CIO

​Next-Gen Honeypots – welcome to tactical diversion-driven defence

Anyone worth their infosec salt knows about honeypots – decoys that are placed within a network so that would be hackers easily find and exfiltrate worthless information. You might have a spreadsheet called “user_accounts.xlsx” sitting in a relatively unprotected fileshare that distracts adversaries from your real crown jewels.

LogRhythm’s Global Vice President of Solutions, Trent Heisler, says tactical diversion-driven defence is “a fancy way of saying what tools and techniques can you use to defend the network using diversion techniques”.

Unlike traditional honeypots, tactical diversion-driven defence is far more sophisticated.

These next-gen honeypots not only draw would-be attackers to a specific payload but keep them engaged so you’re able to learn what tools they are using, what methods they employ and their real goals.

As well traditional honeypots Heisler says it’s about using honey tokens, document bugging and other tools.

Tactical diversion-driven defences aren’t “entry level” tools. They require a degree of operational security maturity.

“If you look at maturity on a scale of zero to four, with zero being blind, to one being minimally compliant, two where you’re checking boxes for compliance to PCI and other mandates, all the way to three which is vigilant and four where you’re completely resilient – the audience that tends to invest in these types of techniques is somewhere at the maturity level of two and a half or above”.

The value of this data is considerable. Once an attack is understood it becomes possible to use that threat intelligence to proactively identify breaches. “There is a wealth of information when you set up these trap-doors,” says Heisler. “You learn about your adversary. The idea isn’t to set up traps just to set up traps. Use that information”.

By understanding the attacker’s tools and behaviour you can then focus your defences on protecting your true “gold nuggets” rather than spreading your security spend and effort thinly across everything.

“This reduces the mean time to detect and how quickly I can respond to an incident,” says Heisler.

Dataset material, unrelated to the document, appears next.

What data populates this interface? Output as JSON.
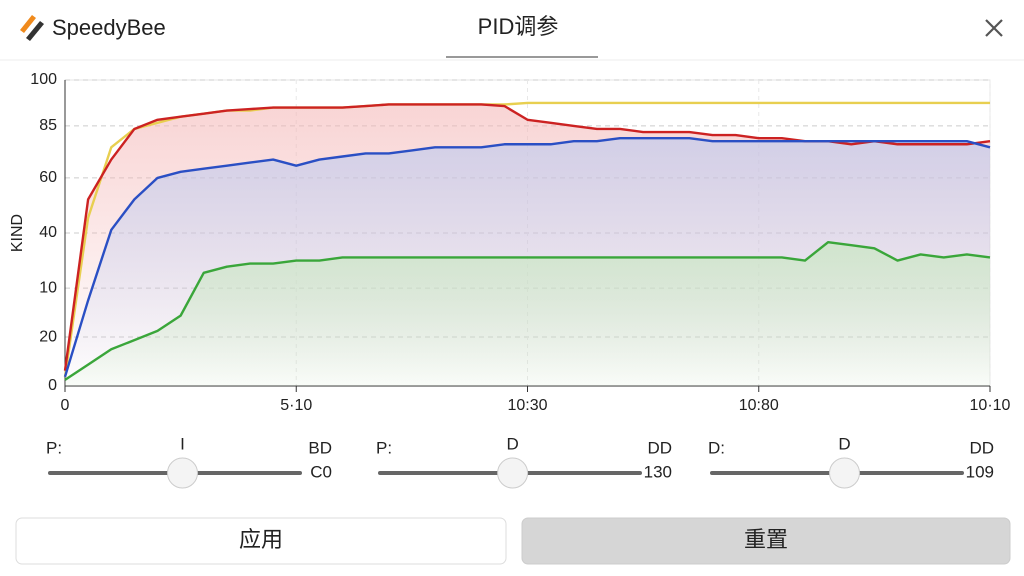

For example, you can use the attribution of an attack to feed analytics tools and use it on the production network to create adaptive defences, blacklists and see what executables and user-agent strings are being leveraged.

“I’m creating a dynamic threat intelligence feed on how adversaries are attacking me as a corporation specifically,” he says.

As a flow on, this can be used to initiate orchestration and automation – important tools during an era where infosec skills are in high demand and operations teams are operating under considerable pressure.

As well being able to use these next-gen honeypots to protect production systems, Heisler says you can move to a more offensive cyber-posture.

“You can go as far as setting your document bugs, getting them to come after that and see who they’re sharing these documents with. It might be an insider threat – it’s not just APTs or the external threat”.

“It’s no longer about prevention-centric technologies. We know they’re going to get in. How quickly in the kill chain can we find them and mitigate,” says Heisler.